Истинный ход истории жестоко опроверг это предположение. Столетие целевой рациональности и технологической возможности оказалось столетием высвободившейся иррациональности, массового помешательства и до сих пор невиданных разрушения и бесчеловечности.

На вопрос, почему оптимистические предсказания дедов не сбылись, внуки и правнуки, если они вообще считают царящее безумие проблемой, дают прежде всего, один ответ: молниеносная рационализация и взрывоподобный прирост технических и социальных средств не сопровождалось соответствующей рационализацией общественных целей. Человечество, поэтому, похоже на ватагу пятилетних, которые со дня на день начинают использовать для своих гонок не трёх-колёсные велосипеды, а гоночные автомобили, а для ковбойских игр — не палки, а автоматическое оружие и атомные боеголовки.

Как бы правильно ни было говорить вместе с Гюнтером Андерсом об «асинхронности человека с его производственным миром» и выявлять различия между царящей повсеместно рациональностью целей и отсутствующей рациональностью смысла, столь же неверным было бы, однако, буквально понимать расхождение «делания и представления» и «знания и совести» как отставание последнего.
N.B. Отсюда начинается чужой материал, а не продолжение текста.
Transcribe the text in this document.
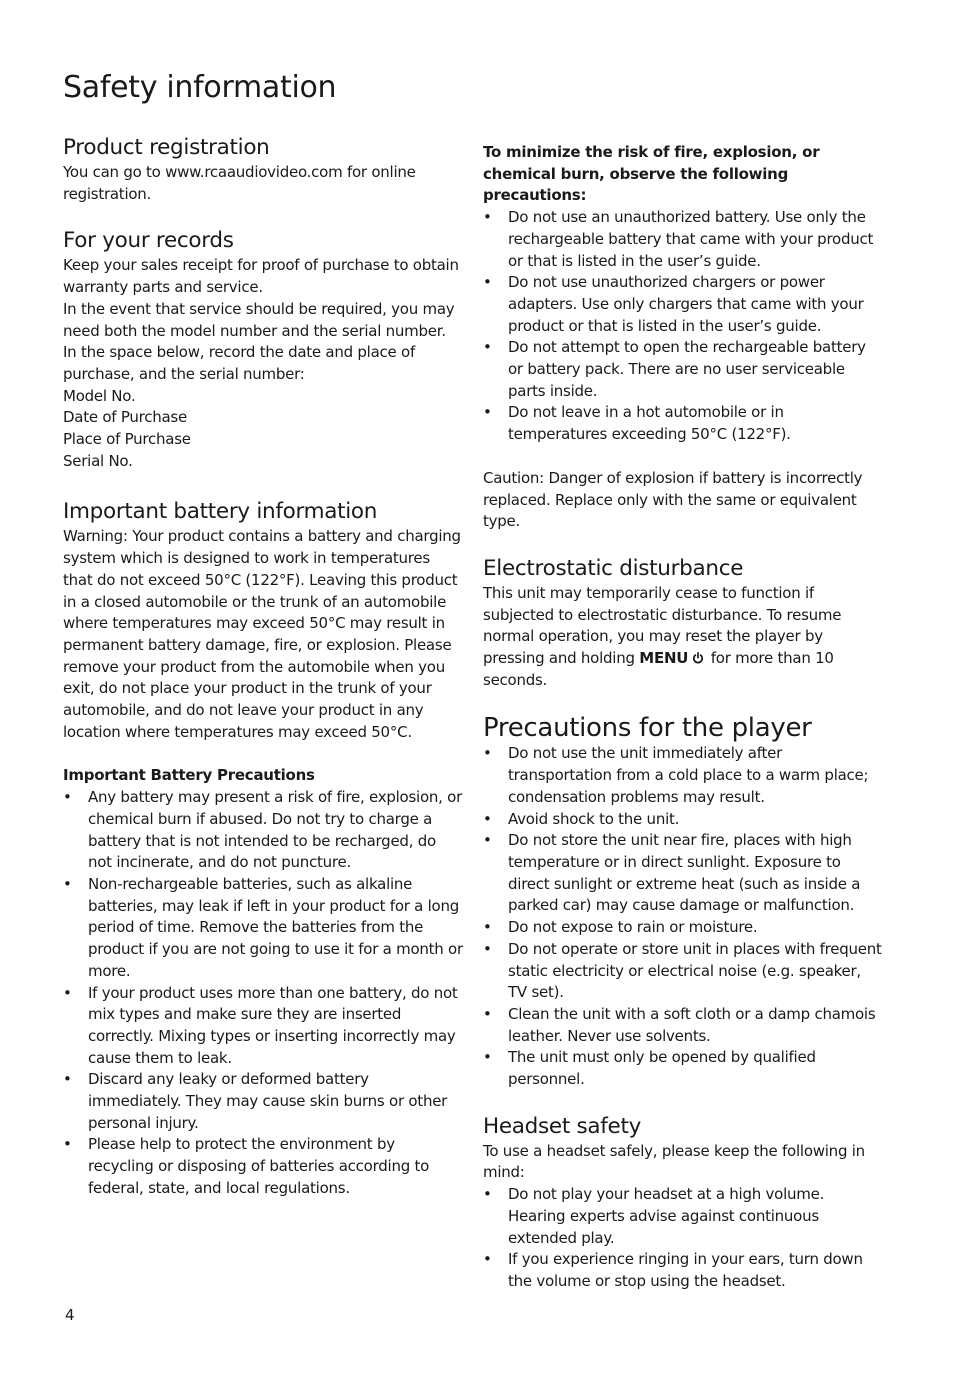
Safety information
Product registration

You can go to www.rcaaudiovideo.com for online registration.

For your records

Keep your sales receipt for proof of purchase to obtain warranty parts and service.

In the event that service should be required, you may need both the model number and the serial number. In the space below, record the date and place of purchase, and the serial number:

Model No.

Date of Purchase

Place of Purchase

Serial No.

Important battery information

Warning: Your product contains a battery and charging system which is designed to work in temperatures that do not exceed 50°C (122°F). Leaving this product in a closed automobile or the trunk of an automobile where temperatures may exceed 50°C may result in permanent battery damage, fire, or explosion. Please remove your product from the automobile when you exit, do not place your product in the trunk of your automobile, and do not leave your product in any location where temperatures may exceed 50°C.

Important Battery Precautions

• Any battery may present a risk of fire, explosion, or chemical burn if abused. Do not try to charge a battery that is not intended to be recharged, do not incinerate, and do not puncture.
• Non-rechargeable batteries, such as alkaline batteries, may leak if left in your product for a long period of time. Remove the batteries from the product if you are not going to use it for a month or more.
• If your product uses more than one battery, do not mix types and make sure they are inserted correctly. Mixing types or inserting incorrectly may cause them to leak.
• Discard any leaky or deformed battery immediately. They may cause skin burns or other personal injury.
• Please help to protect the environment by recycling or disposing of batteries according to federal, state, and local regulations.

To minimize the risk of fire, explosion, or chemical burn, observe the following precautions:

• Do not use an unauthorized battery. Use only the rechargeable battery that came with your product or that is listed in the user’s guide.
• Do not use unauthorized chargers or power adapters. Use only chargers that came with your product or that is listed in the user’s guide.
• Do not attempt to open the rechargeable battery or battery pack. There are no user serviceable parts inside.
• Do not leave in a hot automobile or in temperatures exceeding 50°C (122°F).

Caution: Danger of explosion if battery is incorrectly replaced. Replace only with the same or equivalent type.

Electrostatic disturbance

This unit may temporarily cease to function if subjected to electrostatic disturbance. To resume normal operation, you may reset the player by pressing and holding MENU for more than 10 seconds.

Precautions for the player
• Do not use the unit immediately after transportation from a cold place to a warm place; condensation problems may result.
• Avoid shock to the unit.
• Do not store the unit near fire, places with high temperature or in direct sunlight. Exposure to direct sunlight or extreme heat (such as inside a parked car) may cause damage or malfunction.
• Do not expose to rain or moisture.
• Do not operate or store unit in places with frequent static electricity or electrical noise (e.g. speaker, TV set).
• Clean the unit with a soft cloth or a damp chamois leather. Never use solvents.
• The unit must only be opened by qualified personnel.
Headset safety

To use a headset safely, please keep the following in mind:

• Do not play your headset at a high volume. Hearing experts advise against continuous extended play.
• If you experience ringing in your ears, turn down the volume or stop using the headset.
4
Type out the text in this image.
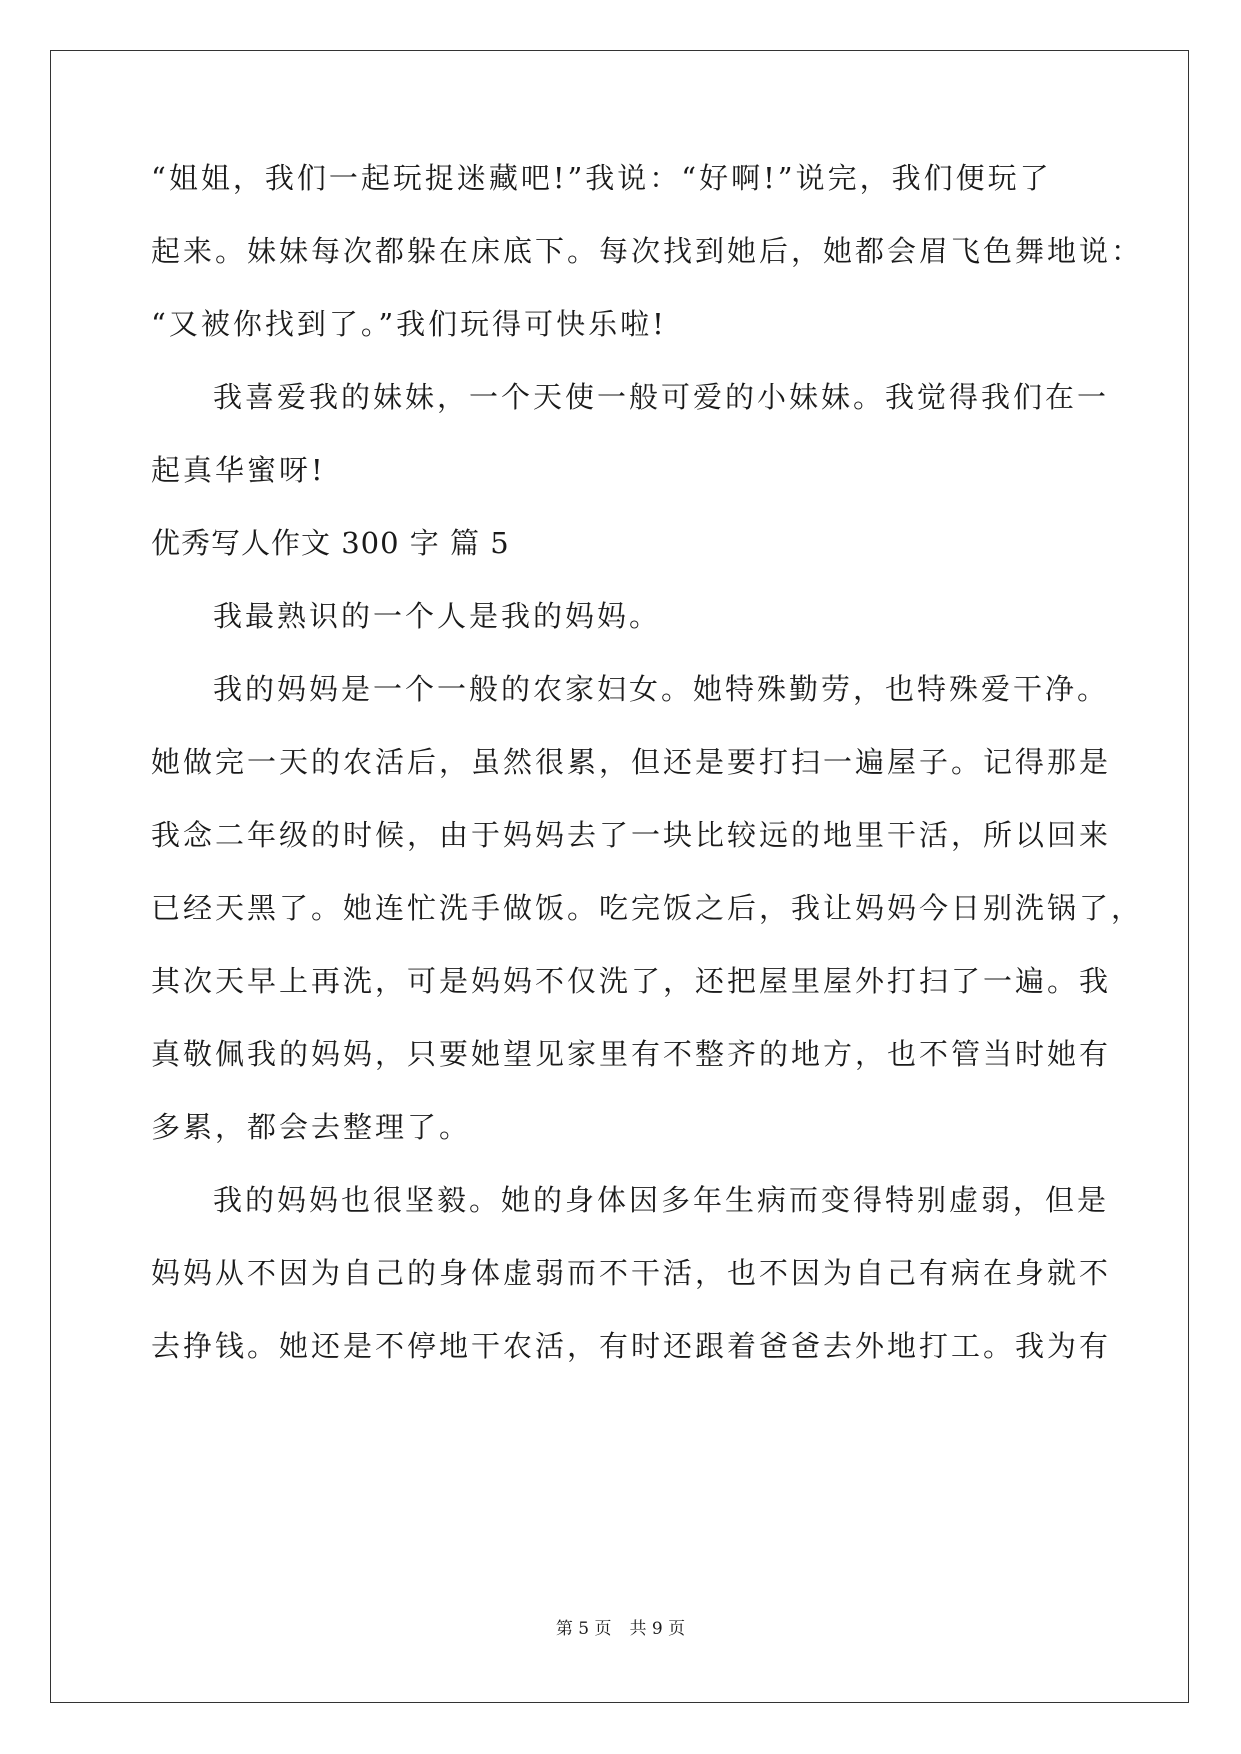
“姐姐，我们一起玩捉迷藏吧!”我说：“好啊!”说完，我们便玩了
起来。妹妹每次都躲在床底下。每次找到她后，她都会眉飞色舞地说：
“又被你找到了。”我们玩得可快乐啦!
我喜爱我的妹妹，一个天使一般可爱的小妹妹。我觉得我们在一
起真华蜜呀!
优秀写人作文 300 字 篇 5
我最熟识的一个人是我的妈妈。
我的妈妈是一个一般的农家妇女。她特殊勤劳，也特殊爱干净。
她做完一天的农活后，虽然很累，但还是要打扫一遍屋子。记得那是
我念二年级的时候，由于妈妈去了一块比较远的地里干活，所以回来
已经天黑了。她连忙洗手做饭。吃完饭之后，我让妈妈今日别洗锅了，
其次天早上再洗，可是妈妈不仅洗了，还把屋里屋外打扫了一遍。我
真敬佩我的妈妈，只要她望见家里有不整齐的地方，也不管当时她有
多累，都会去整理了。
我的妈妈也很坚毅。她的身体因多年生病而变得特别虚弱，但是
妈妈从不因为自己的身体虚弱而不干活，也不因为自己有病在身就不
去挣钱。她还是不停地干农活，有时还跟着爸爸去外地打工。我为有
第 5 页 共 9 页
За иррациональностью современности ни в коем случае не стоит на заднем фоне продолжающаяся жизнь каких-либо пещерных инстинктов и упорства биологического субстрата. Сколь часто модерн оказывался убийственным, в деле участвовали каждый раз истинно современные представления, позиции и идеологии. Проблема не в том, что универсальный процесс рационализации обошёл стороной сферу смысла и цели и остался неполноценным; более того, процесс рационализации сам обладает тёмной, иррациональной стороной. Где современность затапливается, якобы, «архаичными» элементами, речь идёт каждый раз о чём-то вроде вторичной, созданной самой собой «постоянной архаичности». (По этой причине, кстати, я считаю и термин «варварство» малополезным, даже эвфемизмом. В вопросах жажды убийства и ярости разрушения настоящие варвары были в сравнении с западной цивилизацией просто маленькими мальчиками).
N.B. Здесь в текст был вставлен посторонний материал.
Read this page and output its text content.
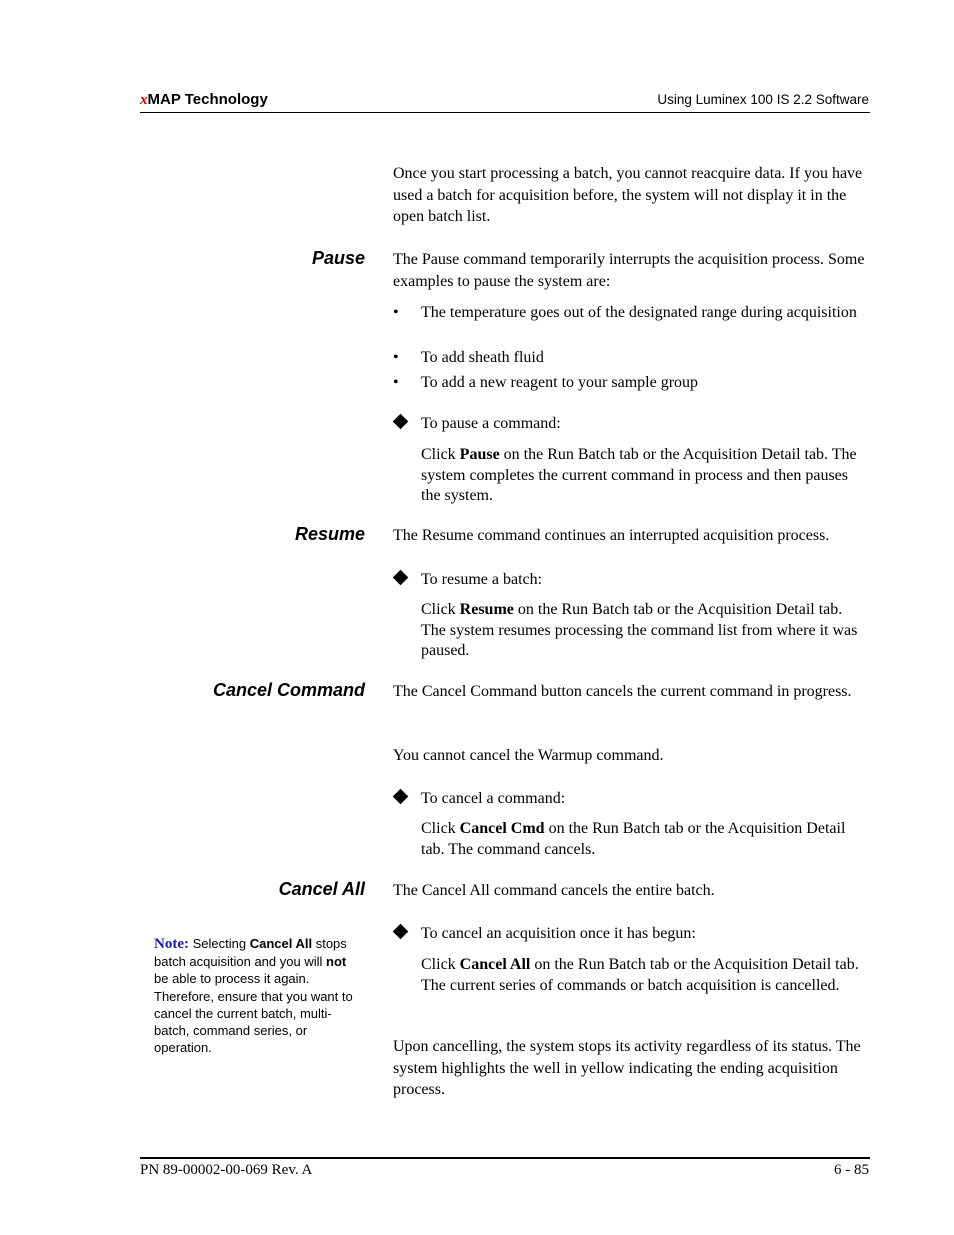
xMAP Technology	Using Luminex 100 IS 2.2 Software
Once you start processing a batch, you cannot reacquire data. If you have used a batch for acquisition before, the system will not display it in the open batch list.
Pause The Pause command temporarily interrupts the acquisition process. Some examples to pause the system are:
• The temperature goes out of the designated range during acquisition
• To add sheath fluid
• To add a new reagent to your sample group
To pause a command:
Click Pause on the Run Batch tab or the Acquisition Detail tab. The system completes the current command in process and then pauses the system.
Resume The Resume command continues an interrupted acquisition process.
To resume a batch:
Click Resume on the Run Batch tab or the Acquisition Detail tab. The system resumes processing the command list from where it was paused.
Cancel Command The Cancel Command button cancels the current command in progress.
You cannot cancel the Warmup command.
To cancel a command:
Click Cancel Cmd on the Run Batch tab or the Acquisition Detail tab. The command cancels.
Cancel All The Cancel All command cancels the entire batch.
Note: Selecting Cancel All stops batch acquisition and you will not be able to process it again. Therefore, ensure that you want to cancel the current batch, multi-batch, command series, or operation.
To cancel an acquisition once it has begun:
Click Cancel All on the Run Batch tab or the Acquisition Detail tab. The current series of commands or batch acquisition is cancelled.
Upon cancelling, the system stops its activity regardless of its status. The system highlights the well in yellow indicating the ending acquisition process.
PN 89-00002-00-069 Rev. A	6 - 85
Этот приговор относится и к главе в истории современного товарного общества, которая менее всего хочет приспосабливаться к самомнению апологетов западного рыночного общества и демократии: к национал-социалистическому уничтожению евреев. Холкост не только потому вписывается в историю становления товарного общества, что он был создан при помощи современных средств; и «антисемитское объяснение мира» следует понимать как специфический продукт современности. (На том, что современный антисемитизм как по сути, так и терминологически строго отличается от традиционной ненависти к евреям, настаивала ещё Ханна Арендт в своей книге «Элементы и истоки тотальной власти»). Более того, антисемитическое безумие указывает непосредственно на иррациональность самой фундаментальной формы общества, а тем самым — и на тёмный центр современного общества товара.